Marketing team benefit: When employees and agency staff know how to read and anticipate client needs, they can address concerns before they arise and solve problems before they occur. With this proactive approach, they’ll provide real value and develop more meaningful campaigns.
Prioritization, strategy & time management
Anyone who has waited tables knows that prioritization becomes second nature. There is always plenty to do — table 17 needs to order, 22 has food in the window, 16 and 24 have drinks at the bar, 19 and 23 need checks, you got triple sat, and your 10-top at 25/26 is ready for another round—and you’re only one person.
As a server, you learn to strategize to-do’s so all your guests feel like they’re your only one. The well-known saying “full hands in, full hands out” means you never go anywhere without making use of yourself. If you’re efficient, you can complete countless tasks in one lap around the restaurant.
Marketing team benefit: Time management skills are helpful when emails continuously roll in. Prioritization is crucial when determining which projects take precedence and how to best tackle them all. And thanks to experience in front of customers in high-pressure environments, former servers have learned to embody the idea of “being like a duck,” i.e., paddling furiously while remaining calm and composed on the surface.
As a server, you learn to connect with people from all backgrounds and walks of life. You learn to find common ground quickly so you can relate to guests throughout their meal and give them the service they most want. You become comfortable in front of large groups (sharing specials with a 16-top is essentially a short presentation). It’s also critical to effectively communicate with various teams — kitchen staff, bar staff, hosts and bussers — and empathize with their needs and perspectives.

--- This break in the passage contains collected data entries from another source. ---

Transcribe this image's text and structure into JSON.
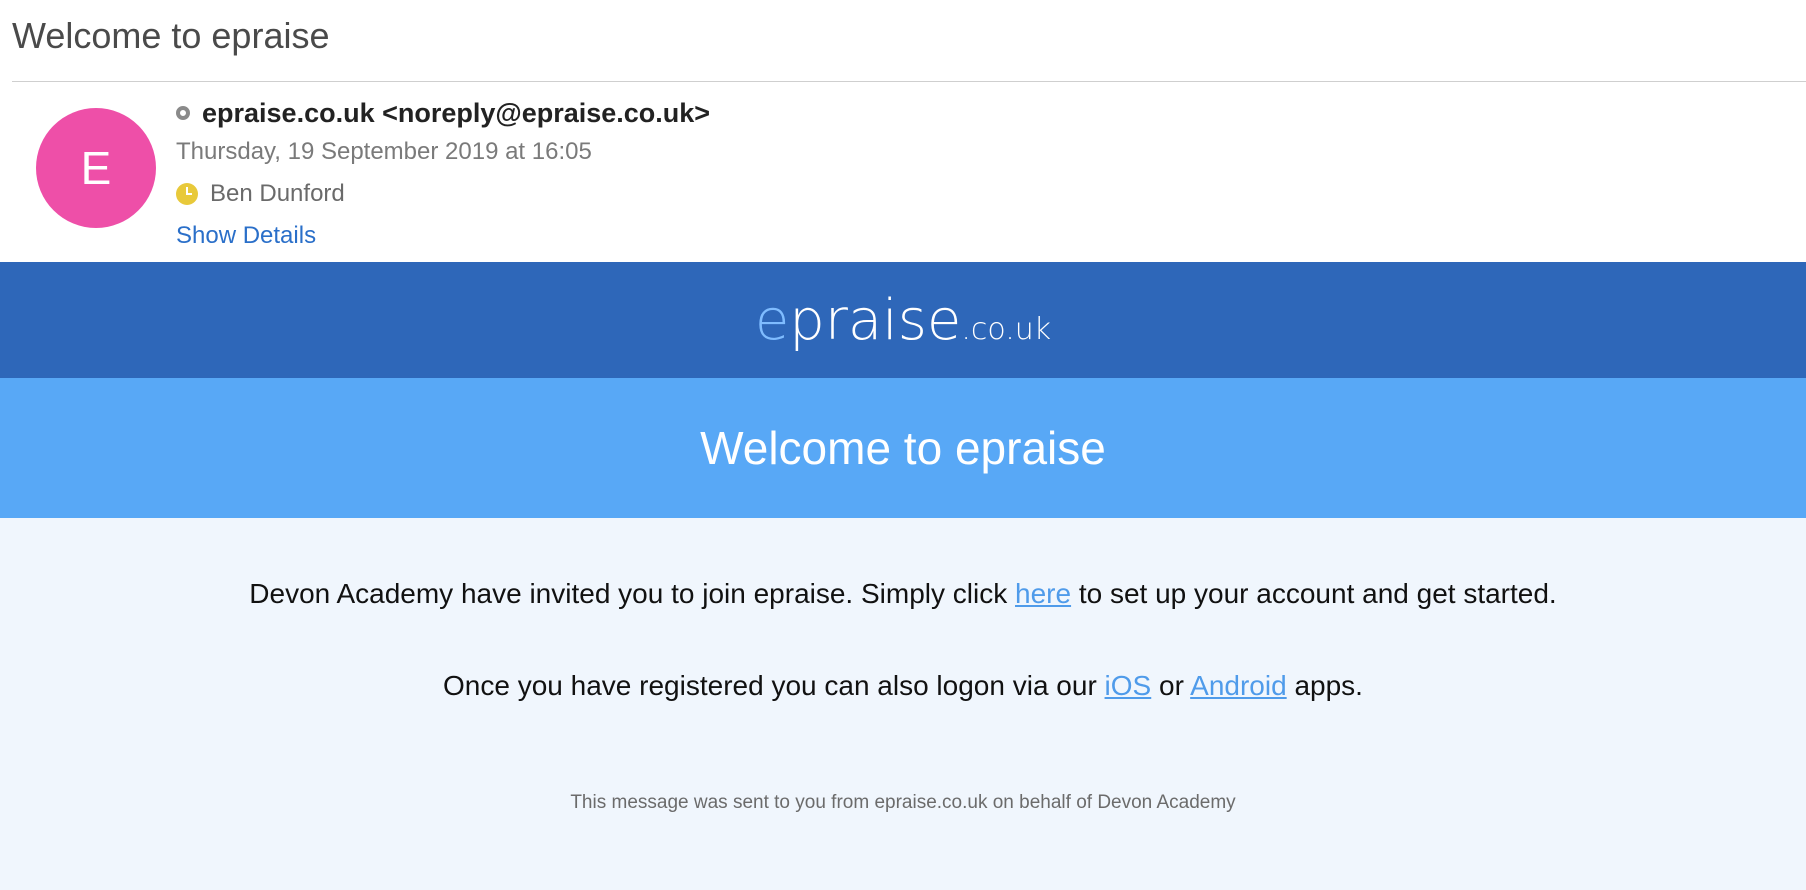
{
  "email": {
    "subject": "Welcome to epraise",
    "avatar_letter": "E",
    "from": "epraise.co.uk <noreply@epraise.co.uk>",
    "date": "Thursday, 19 September 2019 at 16:05",
    "to": "Ben Dunford",
    "show_details_label": "Show Details"
  },
  "body": {
    "logo": {
      "e": "e",
      "praise": "praise",
      "tld": ".co.uk"
    },
    "welcome_heading": "Welcome to epraise",
    "paragraph1": {
      "before": "Devon Academy have invited you to join epraise. Simply click ",
      "link": "here",
      "after": " to set up your account and get started."
    },
    "paragraph2": {
      "before": "Once you have registered you can also logon via our ",
      "ios_link": "iOS",
      "middle": " or ",
      "android_link": "Android",
      "after": " apps."
    },
    "footer_note": "This message was sent to you from epraise.co.uk on behalf of Devon Academy"
  },
  "colors": {
    "avatar": "#ee4fa8",
    "status_clock": "#e8c93a",
    "brand_dark": "#2e67b9",
    "brand_light": "#58a8f6",
    "content_bg": "#f0f6fd",
    "link": "#4f9bea",
    "logo_accent": "#7fbcff"
  },
  "icons": {
    "status": "status-ring-icon",
    "recipient": "clock-icon"
  }
}
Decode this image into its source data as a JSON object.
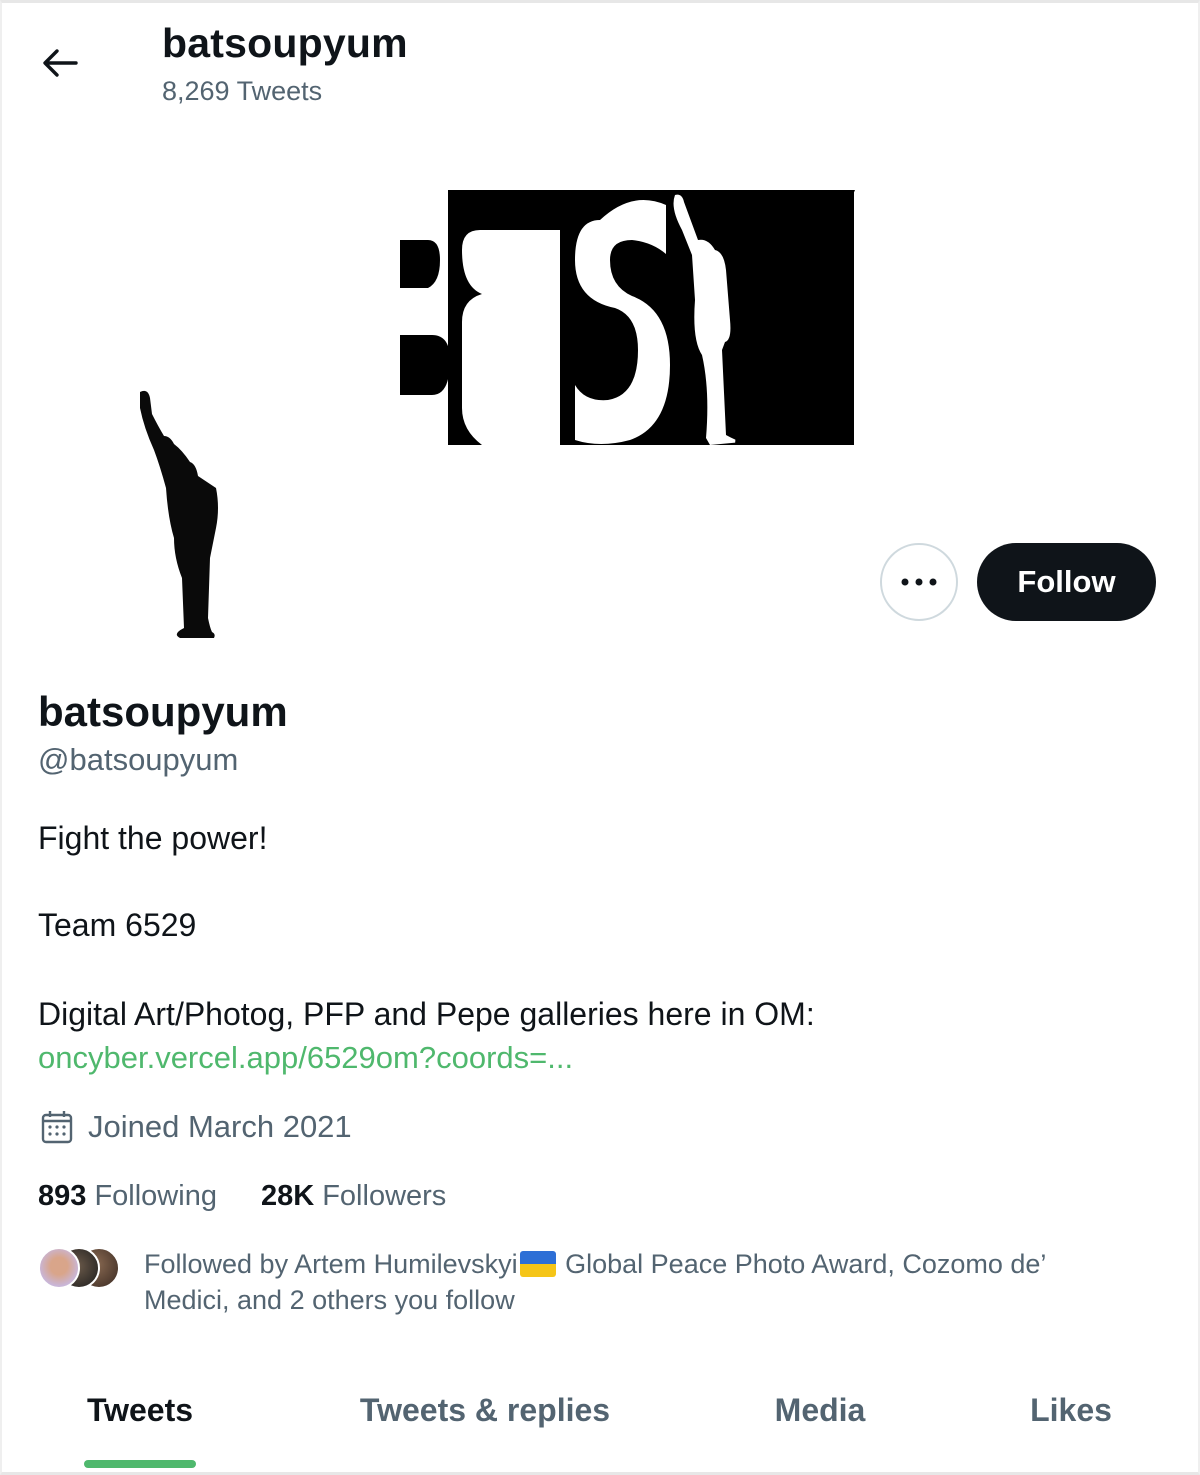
{
  "header": {
    "back_label": "Back",
    "title": "batsoupyum",
    "tweet_count": "8,269 Tweets"
  },
  "banner": {
    "text": "BSY"
  },
  "actions": {
    "more_label": "•••",
    "follow_label": "Follow"
  },
  "profile": {
    "display_name": "batsoupyum",
    "handle": "@batsoupyum",
    "bio": {
      "line1": "Fight the power!",
      "line2": "Team 6529",
      "line3": "Digital Art/Photog, PFP and Pepe galleries here in OM:",
      "link": "oncyber.vercel.app/6529om?coords=..."
    },
    "joined": "Joined March 2021",
    "following_count": "893",
    "following_label": "Following",
    "followers_count": "28K",
    "followers_label": "Followers",
    "followed_by_part1": "Followed by Artem Humilevskyi",
    "followed_by_part2": " Global Peace Photo Award, Cozomo de’ Medici, and 2 others you follow"
  },
  "tabs": [
    {
      "label": "Tweets",
      "active": true
    },
    {
      "label": "Tweets & replies",
      "active": false
    },
    {
      "label": "Media",
      "active": false
    },
    {
      "label": "Likes",
      "active": false
    }
  ],
  "colors": {
    "accent": "#4fb86d",
    "text": "#0f1419",
    "muted": "#536471",
    "border": "#cfd9de"
  }
}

Marketing team benefit: Your team may work across various industries and restaurant experience will help them modify their own style to best mesh with the client’s. They’re more confident about giving presentations. And they can more easily navigate office politics and cross-departmental dynamics after handling an angry cook in the middle of a rush or a bartender who just broke a glass in the ice bin.
Humility & resilience
It’s not very humble to say you’re humble, but it’s true that serving teaches humility. When you’ve collected dirty napkins off the floor, wiped down sticky high chairs, and responded with a smile to a customer screaming that their melted cheese is “too melty”, you learn to be kind and resilient. You’ve served all kinds of people, been on your feet all day and night, scrubbed filth, and probably been berated more times than you can count. It. Just. Humbles. You.
Marketing team benefit: Employees with a background in hospitality are willing to help pitch in when it comes to less glamorous tasks — be it emptying the dishwasher, making a pot of coffee or proactively scheduling follow-up meetings or updating timelines as soon as a meeting ends. And the practice in being scolded by strangers for things like salad dressing sides surely makes them more open to criticism.
Being a team player
Just when you think your section is in great shape, your colleague is in the weeds and it’s time to jump in and help them out. Even if they weren’t helpful in your time of need, helping their customers receive great service is good for you. They’ll come back and sit in your section next time, and future customers means more money in your pocket.
Marketing team benefit: Thanks to time in restaurants, you’ll never hear a former server say “that’s not my job” because they’d never sit idly while a colleague or client is underwater. They offer help, take tasks off your plate and get things done.
As much as I was eager to find my way out of the service industry, I did manage to have a good time and make deep dents in my student loan debt. What I didn’t realize is how my hospitality experience would serve me — ugh, pun intended — later on. It is certainly a character-building industry. But it also helps set a foundation of diligence and resourcefulness, perseverance and work ethic, that allow me to deliver results in my career today.